You are viewing a plain text version of this content. The canonical link for it is here.
Posted to user@mahout.apache.org by Nabarun <se...@gmail.com> on 2011/06/10 13:54:28 UTC
Stochastic gradient algorithm related queries
I was going through Mahout code. A couple of queries I had related to
OnlineRegression algorithm (Stochastic Gradient implementation with LR)
1. I saw in the CrossFolder program the LogLikelihood was computed as
LogLikelihood += (Math.Log(score) - LogLikelihood)/(Math.min(records,
windowSize)
My query is, can't we use the formula which says
LogLikelihood = Sum (log p) or log(1-p)
depending on the value of y
where log p is computed online for each row
2. learning rate has been calculated as
CurrentLearningRate = mu0 * Math.pow (decayFactor, getStep ()) * Math.pow
(getStep () + stepOffset, forgettingExponent)
Can we use
LearningRate (epoch) = initialLearningRate / (1 + epoch / annealingRate)

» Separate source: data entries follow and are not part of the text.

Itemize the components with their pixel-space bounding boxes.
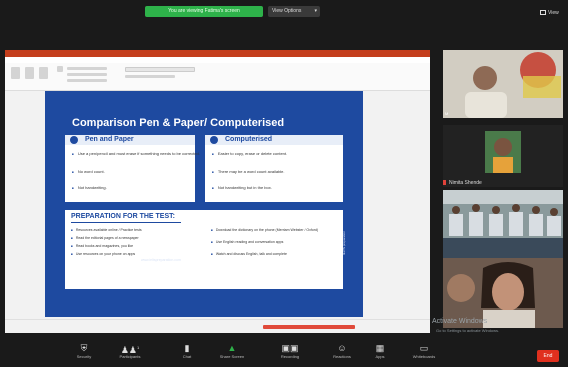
video-tile-student[interactable] — [443, 125, 563, 187]
apps-button[interactable]: ▦ Apps — [358, 342, 402, 360]
mic-muted-icon — [443, 180, 446, 185]
powerpoint-status-bar — [5, 319, 430, 333]
view-options-label: View Options — [272, 8, 302, 14]
list-item: Easier to copy, erase or delete content. — [212, 151, 287, 156]
list-item: There may be a word count available. — [212, 169, 285, 174]
pen-paper-box: Pen and Paper Use a pen/pencil and must … — [65, 135, 200, 202]
participants-label: Participants — [119, 354, 141, 359]
new-slide-icon — [25, 67, 34, 79]
paste-icon — [11, 67, 20, 79]
classroom-video — [443, 190, 563, 258]
computer-icon — [210, 136, 218, 144]
slide-canvas: Comparison Pen & Paper/ Computerised Pen… — [5, 91, 430, 319]
participant-name: Nimita Shende — [449, 180, 482, 186]
list-item: No word count. — [72, 169, 105, 174]
record-icon: ▣▣ — [281, 343, 299, 353]
apps-label: Apps — [375, 354, 385, 359]
video-tile-classroom[interactable] — [443, 190, 563, 258]
chat-label: Chat — [182, 354, 192, 359]
preparation-title: PREPARATION FOR THE TEST: — [71, 213, 175, 220]
gallery-view-label: View — [548, 10, 559, 16]
whiteboards-button[interactable]: ▭ Whiteboards — [402, 342, 446, 360]
grid-icon — [540, 10, 546, 15]
computerised-box: Computerised Easier to copy, erase or de… — [205, 135, 343, 202]
slide-title: Comparison Pen & Paper/ Computerised — [72, 117, 285, 129]
presenter-video — [443, 50, 563, 118]
layout-icon — [39, 67, 48, 79]
list-item: Not handwriting. — [72, 185, 107, 190]
slide-side-text: IELTS preparation — [342, 231, 346, 256]
slide-url: www.ieltspreparation.com — [141, 258, 181, 262]
divider — [71, 222, 181, 223]
ribbon-option — [125, 75, 175, 78]
pen-paper-header: Pen and Paper — [65, 135, 195, 145]
list-item: Use English reading and conversation app… — [211, 240, 284, 244]
shared-screen: Comparison Pen & Paper/ Computerised Pen… — [5, 50, 430, 333]
whiteboards-label: Whiteboards — [412, 354, 436, 359]
participant-name-tag: Nimita Shende — [443, 180, 482, 186]
student-avatar — [443, 125, 563, 175]
list-item: Watch and discuss English, talk and comp… — [211, 252, 287, 256]
whiteboard-icon: ▭ — [419, 343, 429, 353]
end-meeting-button[interactable]: End — [537, 350, 559, 362]
computerised-title: Computerised — [225, 136, 273, 143]
record-button[interactable]: ▣▣ Recording — [268, 342, 312, 360]
meeting-toolbar: ⛨ Security ♟♟1 Participants ▮ Chat ▲ Sha… — [0, 340, 568, 367]
chevron-down-icon: ▾ — [314, 8, 317, 14]
video-tile-presenter[interactable]: M — [443, 50, 563, 118]
ribbon-option — [67, 67, 107, 70]
record-label: Recording — [280, 354, 300, 359]
share-screen-label: Share Screen — [219, 354, 245, 359]
powerpoint-title-bar — [5, 50, 430, 57]
list-item: Read books and magazines, you like — [71, 244, 133, 248]
preparation-box: PREPARATION FOR THE TEST: Resources avai… — [65, 210, 343, 289]
ribbon-toolbar — [5, 63, 430, 91]
share-screen-button[interactable]: ▲ Share Screen — [210, 342, 254, 360]
list-item: Use resources on your phone on apps — [71, 252, 135, 256]
screen-share-status[interactable]: You are viewing Fatima's screen — [145, 6, 263, 17]
participant-name: M — [445, 111, 449, 116]
list-item: Download the dictionary on the phone (Me… — [211, 228, 318, 232]
list-item: Use a pen/pencil and must erase if somet… — [72, 151, 200, 156]
list-item: Not handwriting but in the box. — [212, 185, 272, 190]
activate-windows-watermark: Activate Windows — [432, 318, 488, 325]
ribbon-option — [67, 79, 107, 82]
gallery-view-button[interactable]: View — [540, 10, 559, 16]
chat-icon: ▮ — [184, 343, 190, 353]
pen-paper-title: Pen and Paper — [85, 136, 134, 143]
share-screen-icon: ▲ — [227, 343, 237, 353]
shield-icon: ⛨ — [80, 343, 88, 353]
participants-icon: ♟♟1 — [120, 345, 140, 355]
list-item: Resources available online / Practice te… — [71, 228, 142, 232]
chat-button[interactable]: ▮ Chat — [165, 342, 209, 360]
security-label: Security — [76, 354, 92, 359]
font-box — [125, 67, 195, 72]
computerised-header: Computerised — [205, 135, 343, 145]
ribbon-option — [67, 73, 107, 76]
pen-icon — [70, 136, 78, 144]
list-item: Read the editorial pages of a newspaper — [71, 236, 139, 240]
security-button[interactable]: ⛨ Security — [62, 342, 106, 360]
participants-button[interactable]: ♟♟1 Participants — [108, 342, 152, 360]
participants-count: 1 — [136, 345, 140, 350]
apps-icon: ▦ — [375, 343, 385, 353]
slide: Comparison Pen & Paper/ Computerised Pen… — [45, 91, 363, 317]
ribbon-icon — [57, 66, 63, 72]
activate-windows-subtext: Go to Settings to activate Windows. — [436, 328, 500, 333]
view-options-button[interactable]: View Options ▾ — [268, 6, 320, 17]
meeting-top-bar: You are viewing Fatima's screen View Opt… — [0, 0, 568, 22]
slide-view-controls[interactable] — [263, 325, 355, 329]
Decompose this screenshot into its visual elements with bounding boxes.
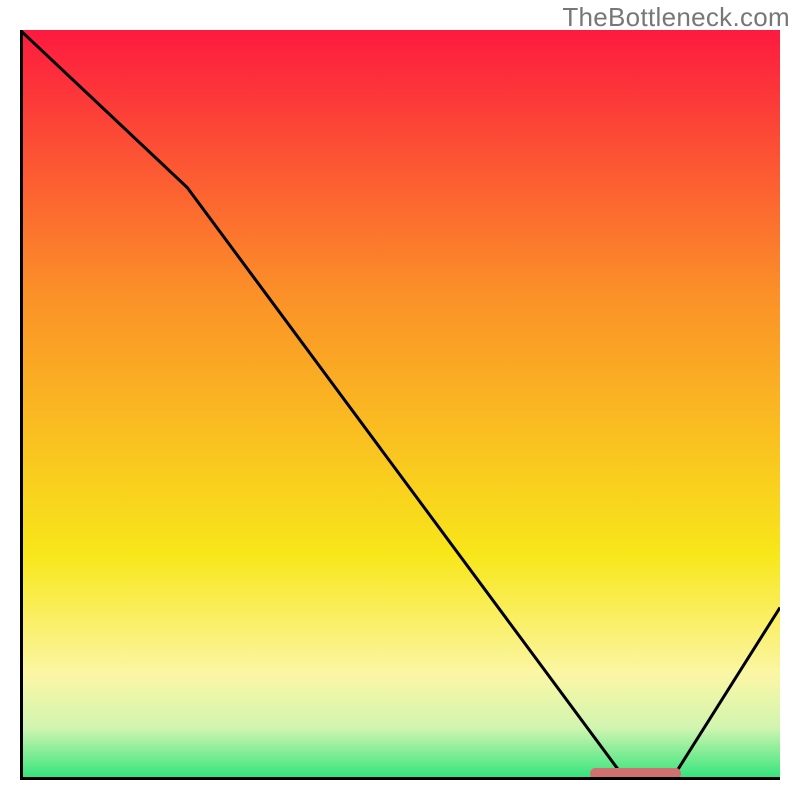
- x-axis: [20, 777, 780, 780]
- curve-layer: [20, 30, 780, 780]
- bottleneck-curve: [20, 30, 780, 776]
- chart-stage: TheBottleneck.com: [0, 0, 800, 800]
- plot-area: [20, 30, 780, 780]
- watermark-text: TheBottleneck.com: [562, 2, 790, 33]
- y-axis: [20, 30, 23, 780]
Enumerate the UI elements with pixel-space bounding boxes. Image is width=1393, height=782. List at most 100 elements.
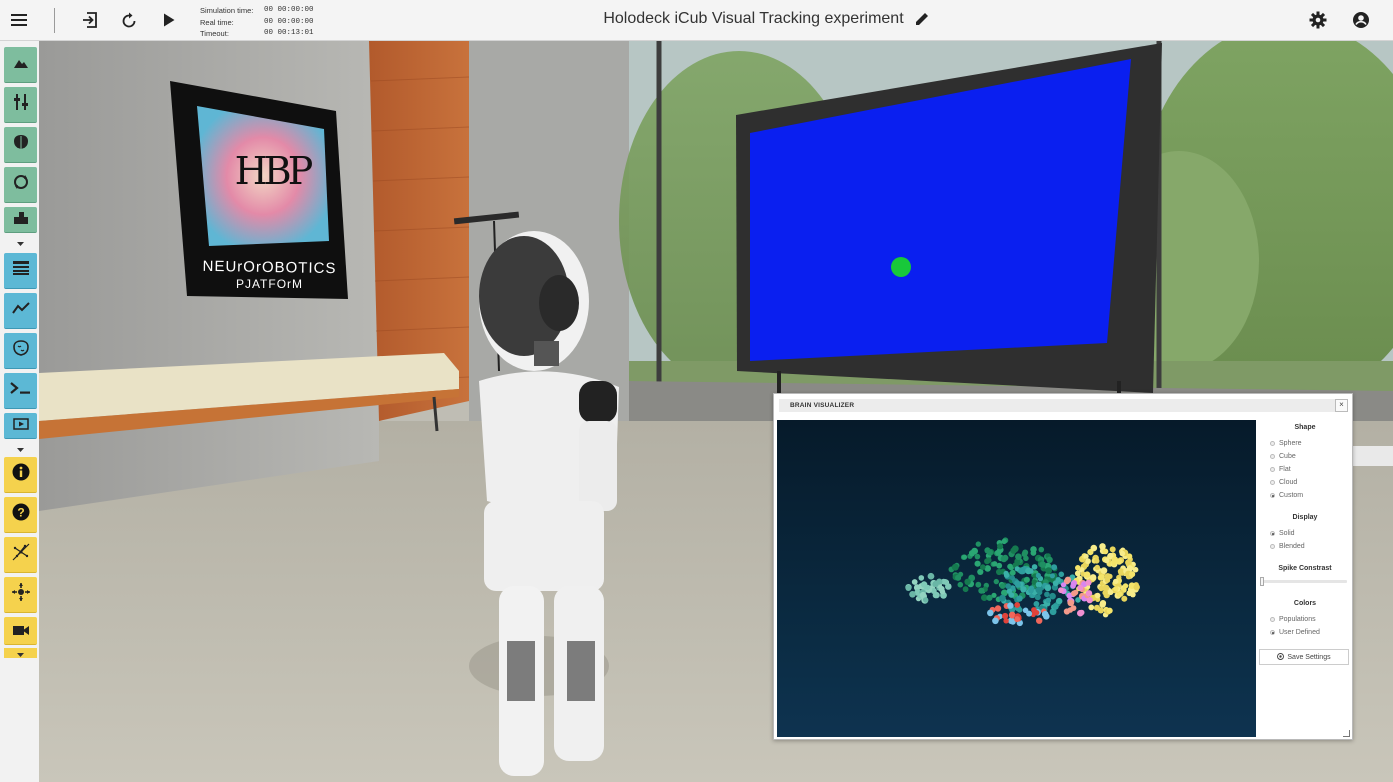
log-console-icon	[12, 260, 30, 281]
brain-editor-icon	[12, 134, 30, 155]
reset-icon[interactable]	[118, 9, 140, 31]
neuron-dot	[1014, 602, 1021, 608]
video-stream-button[interactable]	[4, 413, 37, 439]
neuron-dot	[993, 578, 999, 585]
neuron-dot	[1083, 553, 1089, 559]
recorder-button[interactable]	[4, 617, 37, 645]
neuron-dot	[1070, 583, 1076, 589]
neuron-dot	[1075, 565, 1081, 571]
brain-visualizer-title[interactable]: BRAIN VISUALIZER	[779, 399, 1335, 412]
slider-handle[interactable]	[1260, 577, 1264, 586]
transfer-function-button[interactable]	[4, 167, 37, 203]
yellow-group-expand[interactable]	[4, 648, 37, 658]
neuron-dot	[1009, 613, 1015, 619]
neuron-dot	[1035, 572, 1041, 579]
neuron-dot	[1009, 569, 1016, 576]
colors-option-user-defined[interactable]: User Defined	[1270, 629, 1320, 636]
info-icon	[12, 463, 30, 486]
neuron-dot	[1106, 607, 1113, 614]
neuron-dot	[918, 575, 925, 581]
neuron-dot	[1002, 554, 1009, 561]
neuron-dot	[1093, 604, 1101, 611]
account-circle-icon[interactable]	[1350, 9, 1372, 31]
chevron-down-icon	[17, 439, 24, 457]
neuron-dot	[932, 580, 939, 588]
gear-icon[interactable]	[1307, 9, 1329, 31]
neuron-dot	[1021, 551, 1028, 558]
radio-icon	[1270, 617, 1275, 622]
neuron-dot	[1035, 581, 1042, 588]
robot-inspector-button[interactable]	[4, 577, 37, 613]
neuron-dot	[1006, 588, 1012, 594]
terminal-button[interactable]	[4, 373, 37, 409]
poster-title-line2: PJATFOrM	[235, 277, 304, 291]
poster-logo: HBP	[234, 149, 314, 193]
log-console-button[interactable]	[4, 253, 37, 289]
robot-designer-button[interactable]	[4, 207, 37, 233]
display-option-blended[interactable]: Blended	[1270, 543, 1305, 550]
neuron-dot	[905, 585, 912, 591]
shape-option-cloud[interactable]: Cloud	[1270, 479, 1297, 486]
help-button[interactable]: ?	[4, 497, 37, 533]
neuron-dot	[933, 591, 940, 599]
simulation-time-label: Simulation time:	[200, 6, 254, 15]
resize-handle[interactable]	[1343, 730, 1350, 737]
timeout-label: Timeout:	[200, 29, 229, 38]
shape-option-custom[interactable]: Custom	[1270, 492, 1303, 499]
neuron-dot	[1077, 609, 1084, 617]
shape-option-sphere[interactable]: Sphere	[1270, 440, 1302, 447]
left-tool-sidebar: ?	[0, 41, 39, 782]
neuron-dot	[1085, 558, 1091, 565]
object-library-button[interactable]	[4, 87, 37, 123]
spike-contrast-slider[interactable]	[1260, 577, 1347, 586]
colors-option-populations[interactable]: Populations	[1270, 616, 1316, 623]
neuron-dot	[1041, 610, 1049, 618]
brain-editor-button[interactable]	[4, 127, 37, 163]
spike-train-button[interactable]	[4, 293, 37, 329]
save-settings-button[interactable]: Save Settings	[1259, 649, 1349, 665]
brain-visualizer-button[interactable]	[4, 333, 37, 369]
exit-icon[interactable]	[79, 9, 101, 31]
neuron-dot	[1100, 567, 1108, 574]
neuron-dot	[995, 549, 1002, 556]
joint-plot-button[interactable]	[4, 537, 37, 573]
timeout-value: 00 00:13:01	[264, 29, 314, 37]
play-icon[interactable]	[158, 9, 180, 31]
neuron-dot	[1067, 599, 1075, 607]
neuron-dot	[961, 554, 968, 560]
teal-group-expand[interactable]	[4, 444, 37, 452]
radio-icon	[1270, 544, 1275, 549]
neuron-dot	[1094, 564, 1100, 571]
colors-heading: Colors	[1293, 600, 1317, 607]
neuron-dot	[975, 541, 981, 547]
simulation-timers: Simulation time: 00 00:00:00 Real time: 00…	[200, 5, 314, 40]
neuron-dot	[987, 549, 993, 556]
brain-visualizer-canvas[interactable]	[777, 420, 1256, 737]
object-library-icon	[13, 93, 28, 116]
pencil-icon[interactable]	[914, 11, 930, 27]
top-toolbar: Simulation time: 00 00:00:00 Real time: 00…	[0, 0, 1393, 41]
recorder-icon	[12, 623, 30, 641]
shape-option-cube[interactable]: Cube	[1270, 453, 1296, 460]
neuron-dot	[992, 617, 999, 625]
neuron-dot	[1126, 553, 1133, 560]
neuron-dot	[1133, 584, 1140, 591]
green-group-expand[interactable]	[4, 238, 37, 246]
neuron-dot	[1015, 553, 1022, 560]
neuron-dot	[1010, 547, 1017, 554]
hamburger-menu-icon[interactable]	[8, 9, 30, 31]
neuron-dot	[909, 591, 916, 598]
robot-designer-icon	[13, 211, 29, 230]
neuron-dot	[1014, 616, 1021, 623]
neuron-dot	[1102, 584, 1110, 591]
spike-contrast-heading: Spike Constrast	[1278, 565, 1332, 572]
display-option-solid[interactable]: Solid	[1270, 530, 1295, 537]
environment-button[interactable]	[4, 47, 37, 83]
neuron-dot	[1089, 574, 1097, 581]
svg-text:?: ?	[17, 505, 24, 519]
info-button[interactable]	[4, 457, 37, 493]
neuron-dot	[925, 584, 931, 591]
shape-option-flat[interactable]: Flat	[1270, 466, 1291, 473]
close-icon[interactable]: ×	[1335, 399, 1348, 412]
neuron-dot	[1104, 577, 1111, 583]
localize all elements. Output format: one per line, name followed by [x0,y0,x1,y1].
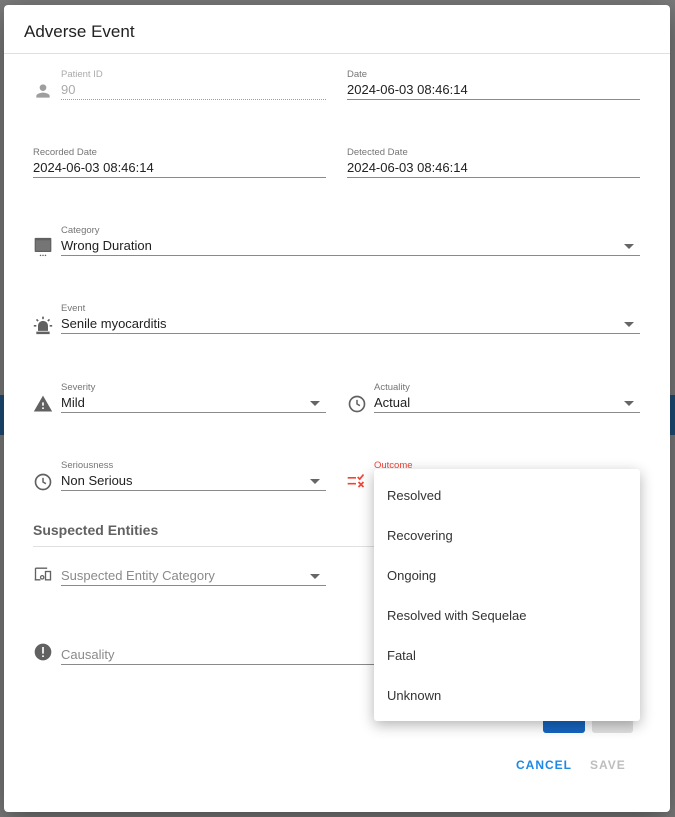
event-select[interactable]: Event Senile myocarditis [61,303,640,337]
suspected-entity-category-select[interactable]: Suspected Entity Category [61,555,326,589]
menu-item-unknown[interactable]: Unknown [374,676,640,716]
menu-item-fatal[interactable]: Fatal [374,636,640,676]
alarm-light-icon [33,316,53,335]
severity-select[interactable]: Severity Mild [61,382,326,416]
save-button[interactable]: SAVE [590,758,626,772]
seriousness-select[interactable]: Seriousness Non Serious [61,460,326,494]
menu-item-resolved-with-sequelae[interactable]: Resolved with Sequelae [374,596,640,636]
menu-item-resolved[interactable]: Resolved [374,476,640,516]
chevron-down-icon [310,574,320,579]
clock-icon [34,473,52,491]
chevron-down-icon [624,322,634,327]
background-strip [670,395,675,435]
devices-icon [34,567,52,581]
cancel-button[interactable]: CANCEL [516,758,572,772]
recorded-date-field[interactable]: Recorded Date 2024-06-03 08:46:14 [33,147,326,181]
detected-date-field[interactable]: Detected Date 2024-06-03 08:46:14 [347,147,640,181]
category-icon [34,237,52,257]
suspected-entities-heading: Suspected Entities [33,522,159,538]
chevron-down-icon [310,401,320,406]
category-select[interactable]: Category Wrong Duration [61,225,640,259]
patient-id-field: Patient ID 90 [61,69,326,103]
chevron-down-icon [624,401,634,406]
warning-icon [33,395,53,412]
outcome-menu: Resolved Recovering Ongoing Resolved wit… [374,469,640,721]
actuality-select[interactable]: Actuality Actual [374,382,640,416]
chevron-down-icon [624,244,634,249]
chevron-down-icon [310,479,320,484]
clock-icon [348,395,366,413]
date-field[interactable]: Date 2024-06-03 08:46:14 [347,69,640,103]
title-divider [4,53,670,54]
list-check-x-icon [347,473,365,488]
person-icon [36,84,50,98]
menu-item-ongoing[interactable]: Ongoing [374,556,640,596]
dialog-title: Adverse Event [24,22,135,41]
menu-item-recovering[interactable]: Recovering [374,516,640,556]
exclamation-circle-icon [34,643,52,661]
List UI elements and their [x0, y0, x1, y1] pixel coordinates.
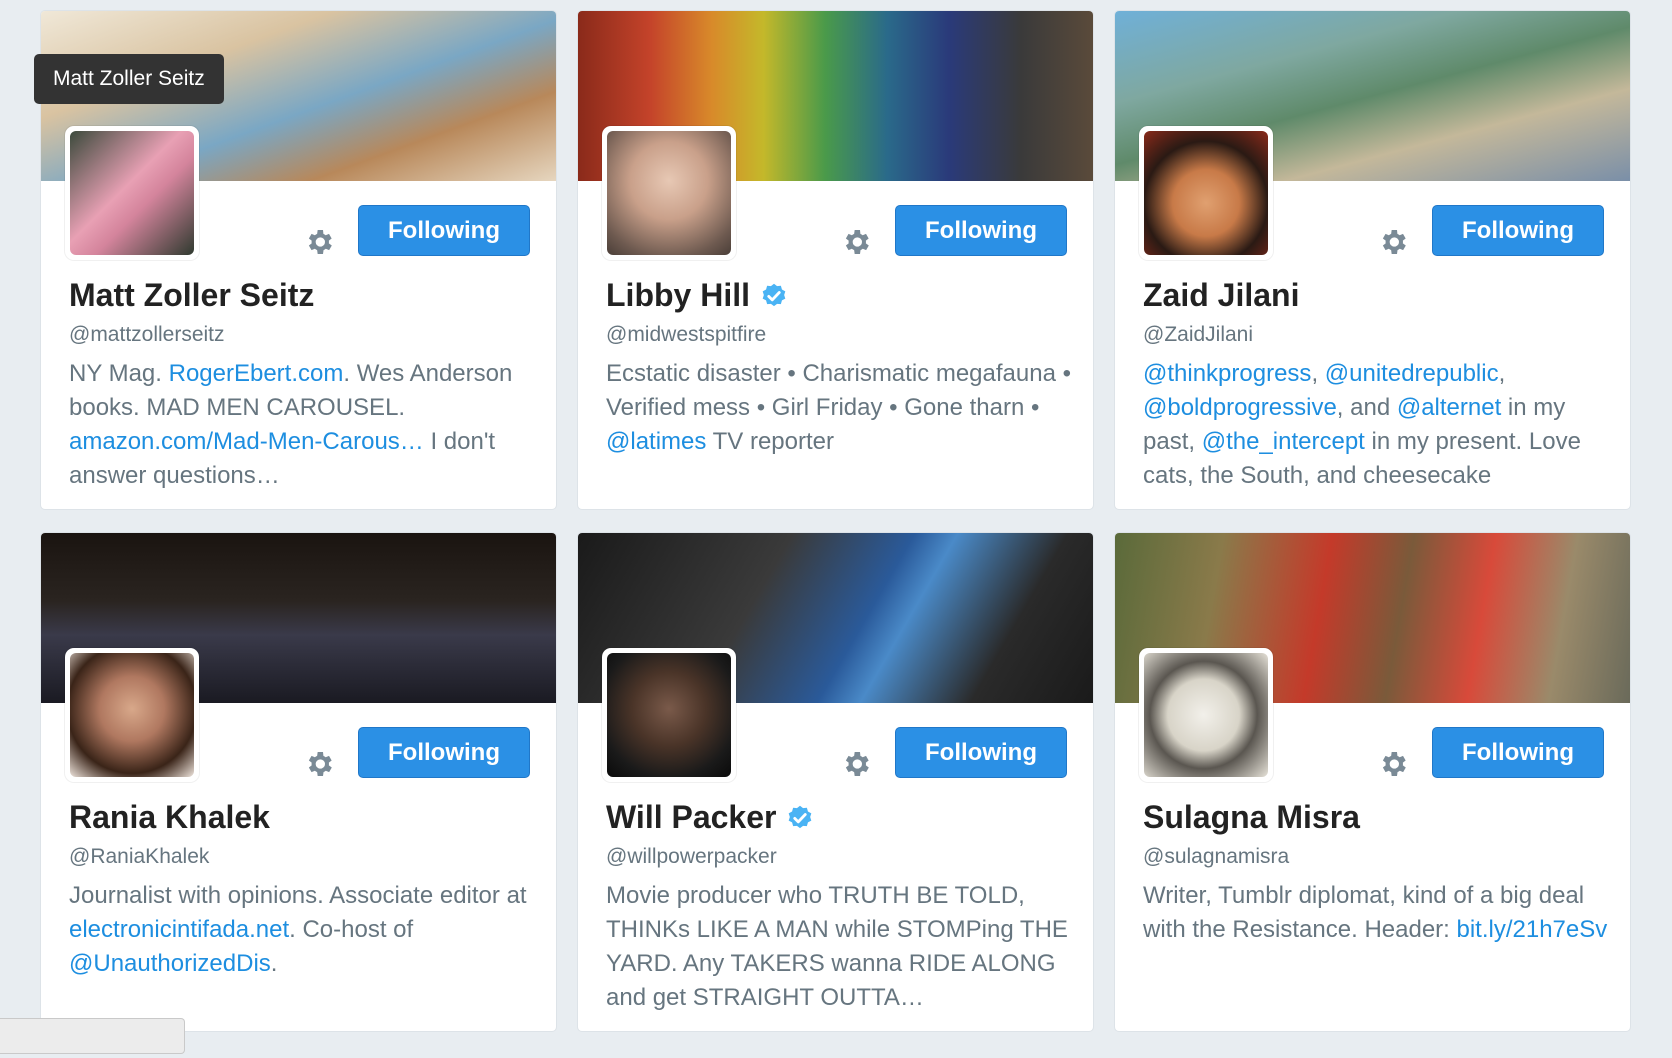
- gear-icon[interactable]: [1377, 748, 1409, 780]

Where we are going to use Inverse learning rate as it guarantees to converge
to a limit
Refference taken from: http://alias-i.com/lingpipe-
3.9.3/docs/api/com/aliasi/stats/AnnealingSchedule.html
Thanks
Nabarun
Re: Stochastic gradient algorithm related queries
Posted by Ted Dunning <te...@gmail.com>.
On Fri, Jun 10, 2011 at 1:54 PM, Nabarun <se...@gmail.com> wrote:
> I was going through Mahout code. A couple of queries I had related to
> OnlineRegression algorithm (Stochastic Gradient implementation with LR)
>
> 1. I saw in the CrossFolder program the LogLikelihood was computed as
>
> LogLikelihood += (Math.Log(score) - LogLikelihood)/(Math.min(records,
> windowSize)
>
> My query is, can't we use the formula which says
> LogLikelihood = Sum (log p) or log(1-p)
> depending on the value of y
How is that different from what is done?
The current code keeps only an exponential moving average. See
http://tdunning.blogspot.com/2011_05_01_archive.html
>
> 2. learning rate has been calculated as
>
> CurrentLearningRate = mu0 * Math.pow (decayFactor, getStep ()) * Math.pow
> (getStep () + stepOffset, forgettingExponent)
>
> Can we use
> LearningRate (epoch) = initialLearningRate / (1 + epoch / annealingRate)
Again, that looks a log like a special case of what is here.
> Where we are going to use Inverse learning rate as it guarantees to converge
> to a limit
This is a theoretical guarantee that is not always helpful in practice.